The concept of a charge density wave (CDW), which is induced by Fermi-surface nesting, originated from the Peierls idea of electronic instabilities in purely one-dimensional metals and is now often applied to charge ordering in real low-dimensional materials. The idea is that if Fermi surface contours coincide when shifted along the observed CDW wave vector, then the CDW is considered to be nesting derived. We show that, in most cases, this procedure has no predictive power, since Fermi surfaces either do not nest at the right wave vector or nest more strongly at the wrong vector. We argue that only a tiny fraction, if any, of the observed charge ordering phase transitions are true analogs of the Peierls instability because electronic instabilities are easily destroyed by even small deviations from perfect nesting conditions.

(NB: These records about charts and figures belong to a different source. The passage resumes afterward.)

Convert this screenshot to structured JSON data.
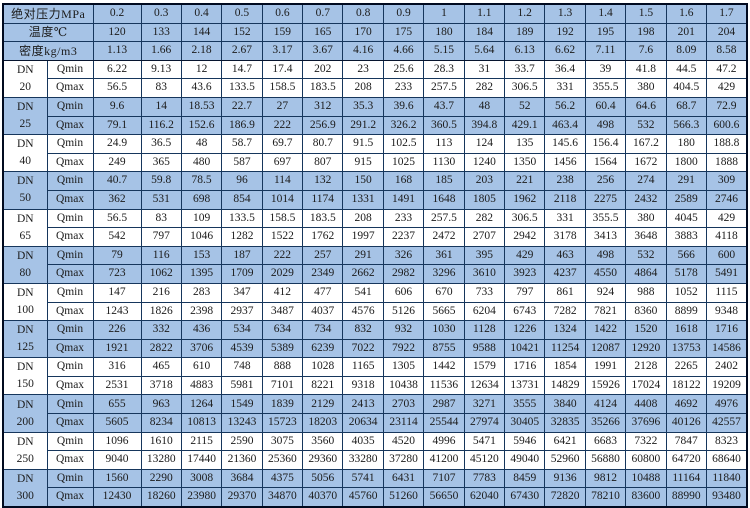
{
  "table": {
    "dn_prefix": "DN",
    "qmin_label": "Qmin",
    "qmax_label": "Qmax",
    "header_rows": [
      {
        "label": "绝对压力MPa",
        "values": [
          "0.2",
          "0.3",
          "0.4",
          "0.5",
          "0.6",
          "0.7",
          "0.8",
          "0.9",
          "1",
          "1.1",
          "1.2",
          "1.3",
          "1.4",
          "1.5",
          "1.6",
          "1.7"
        ]
      },
      {
        "label": "温度℃",
        "values": [
          "120",
          "133",
          "144",
          "152",
          "159",
          "165",
          "170",
          "175",
          "180",
          "184",
          "189",
          "192",
          "195",
          "198",
          "201",
          "204"
        ]
      },
      {
        "label": "密度kg/m3",
        "values": [
          "1.13",
          "1.66",
          "2.18",
          "2.67",
          "3.17",
          "3.67",
          "4.16",
          "4.66",
          "5.15",
          "5.64",
          "6.13",
          "6.62",
          "7.11",
          "7.6",
          "8.09",
          "8.58"
        ]
      }
    ],
    "groups": [
      {
        "dn": "20",
        "qmin": [
          "6.22",
          "9.13",
          "12",
          "14.7",
          "17.4",
          "202",
          "23",
          "25.6",
          "28.3",
          "31",
          "33.7",
          "36.4",
          "39",
          "41.8",
          "44.5",
          "47.2"
        ],
        "qmax": [
          "56.5",
          "83",
          "43.6",
          "133.5",
          "158.5",
          "183.5",
          "208",
          "233",
          "257.5",
          "282",
          "306.5",
          "331",
          "355.5",
          "380",
          "404.5",
          "429"
        ]
      },
      {
        "dn": "25",
        "qmin": [
          "9.6",
          "14",
          "18.53",
          "22.7",
          "27",
          "312",
          "35.3",
          "39.6",
          "43.7",
          "48",
          "52",
          "56.2",
          "60.4",
          "64.6",
          "68.7",
          "72.9"
        ],
        "qmax": [
          "79.1",
          "116.2",
          "152.6",
          "186.9",
          "222",
          "256.9",
          "291.2",
          "326.2",
          "360.5",
          "394.8",
          "429.1",
          "463.4",
          "498",
          "532",
          "566.3",
          "600.6"
        ]
      },
      {
        "dn": "40",
        "qmin": [
          "24.9",
          "36.5",
          "48",
          "58.7",
          "69.7",
          "80.7",
          "91.5",
          "102.5",
          "113",
          "124",
          "135",
          "145.6",
          "156.4",
          "167.2",
          "180",
          "188.8"
        ],
        "qmax": [
          "249",
          "365",
          "480",
          "587",
          "697",
          "807",
          "915",
          "1025",
          "1130",
          "1240",
          "1350",
          "1456",
          "1564",
          "1672",
          "1800",
          "1888"
        ]
      },
      {
        "dn": "50",
        "qmin": [
          "40.7",
          "59.8",
          "78.5",
          "96",
          "114",
          "132",
          "150",
          "168",
          "185",
          "203",
          "221",
          "238",
          "256",
          "274",
          "291",
          "309"
        ],
        "qmax": [
          "362",
          "531",
          "698",
          "854",
          "1014",
          "1174",
          "1331",
          "1491",
          "1648",
          "1805",
          "1962",
          "2118",
          "2275",
          "2432",
          "2589",
          "2746"
        ]
      },
      {
        "dn": "65",
        "qmin": [
          "56.5",
          "83",
          "109",
          "133.5",
          "158.5",
          "183.5",
          "208",
          "233",
          "257.5",
          "282",
          "306.5",
          "331",
          "355.5",
          "380",
          "4045",
          "429"
        ],
        "qmax": [
          "542",
          "797",
          "1046",
          "1282",
          "1522",
          "1762",
          "1997",
          "2237",
          "2472",
          "2707",
          "2942",
          "3178",
          "3413",
          "3648",
          "3883",
          "4118"
        ]
      },
      {
        "dn": "80",
        "qmin": [
          "79",
          "116",
          "153",
          "187",
          "222",
          "257",
          "291",
          "326",
          "361",
          "395",
          "429",
          "463",
          "498",
          "532",
          "566",
          "600"
        ],
        "qmax": [
          "723",
          "1062",
          "1395",
          "1709",
          "2029",
          "2349",
          "2662",
          "2982",
          "3296",
          "3610",
          "3923",
          "4237",
          "4550",
          "4864",
          "5178",
          "5491"
        ]
      },
      {
        "dn": "100",
        "qmin": [
          "147",
          "216",
          "283",
          "347",
          "412",
          "477",
          "541",
          "606",
          "670",
          "733",
          "797",
          "861",
          "924",
          "988",
          "1052",
          "1115"
        ],
        "qmax": [
          "1243",
          "1826",
          "2398",
          "2937",
          "3487",
          "4037",
          "4576",
          "5126",
          "5665",
          "6204",
          "6743",
          "7282",
          "7821",
          "8360",
          "8899",
          "9348"
        ]
      },
      {
        "dn": "125",
        "qmin": [
          "226",
          "332",
          "436",
          "534",
          "634",
          "734",
          "832",
          "932",
          "1030",
          "1128",
          "1226",
          "1324",
          "1422",
          "1520",
          "1618",
          "1716"
        ],
        "qmax": [
          "1921",
          "2822",
          "3706",
          "4539",
          "5389",
          "6239",
          "7022",
          "7922",
          "8755",
          "9588",
          "10421",
          "11254",
          "12087",
          "12920",
          "13753",
          "14586"
        ]
      },
      {
        "dn": "150",
        "qmin": [
          "316",
          "465",
          "610",
          "748",
          "888",
          "1028",
          "1165",
          "1305",
          "1442",
          "1579",
          "1716",
          "1854",
          "1991",
          "2128",
          "2265",
          "2402"
        ],
        "qmax": [
          "2531",
          "3718",
          "4883",
          "5981",
          "7101",
          "8221",
          "9318",
          "10438",
          "11536",
          "12634",
          "13731",
          "14829",
          "15926",
          "17024",
          "18122",
          "19209"
        ]
      },
      {
        "dn": "200",
        "qmin": [
          "655",
          "963",
          "1264",
          "1549",
          "1839",
          "2129",
          "2413",
          "2703",
          "2987",
          "3271",
          "3555",
          "3840",
          "4124",
          "4408",
          "4692",
          "4976"
        ],
        "qmax": [
          "5605",
          "8234",
          "10813",
          "13243",
          "15723",
          "18203",
          "20634",
          "23114",
          "25544",
          "27974",
          "30405",
          "32835",
          "35266",
          "37696",
          "40126",
          "42557"
        ]
      },
      {
        "dn": "250",
        "qmin": [
          "1096",
          "1610",
          "2115",
          "2590",
          "3075",
          "3560",
          "4035",
          "4520",
          "4996",
          "5471",
          "5946",
          "6421",
          "6683",
          "7322",
          "7847",
          "8323"
        ],
        "qmax": [
          "9040",
          "13280",
          "17440",
          "21360",
          "25360",
          "29360",
          "33280",
          "37280",
          "41200",
          "45120",
          "49040",
          "52960",
          "56880",
          "60800",
          "64720",
          "68640"
        ]
      },
      {
        "dn": "300",
        "qmin": [
          "1560",
          "2290",
          "3008",
          "3684",
          "4375",
          "5056",
          "5741",
          "6431",
          "7107",
          "7783",
          "8459",
          "9136",
          "9812",
          "10488",
          "11164",
          "11840"
        ],
        "qmax": [
          "12430",
          "18260",
          "23980",
          "29370",
          "34870",
          "40370",
          "45760",
          "51260",
          "56650",
          "62040",
          "67430",
          "72820",
          "78210",
          "83600",
          "88990",
          "93480"
        ]
      }
    ]
  },
  "colors": {
    "row_blue": "#a6c3e6",
    "row_white": "#ffffff",
    "gridline": "#16365c",
    "outer_border": "#000a1f",
    "text": "#1b1b1b"
  }
}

By using prototypical CDW materials ${\text{NbSe}}_{2}$, ${\text{TaSe}}_{2}$, and ${\text{CeTe}}_{3}$, we show that such conditions are hardly ever fulfilled and that the CDW phases are actually structural phase transitions driven by the concerted action of electronic and ionic subsystems, i.e., a $\mathbf{q}$-dependent electron-phonon coupling plays an indispensable part. We also mathematically show that the original Peierls construction is so fragile that it is unlikely to apply to real materials. We argue that no meaningful distinction between a CDW and an incommensurate lattice transition exists.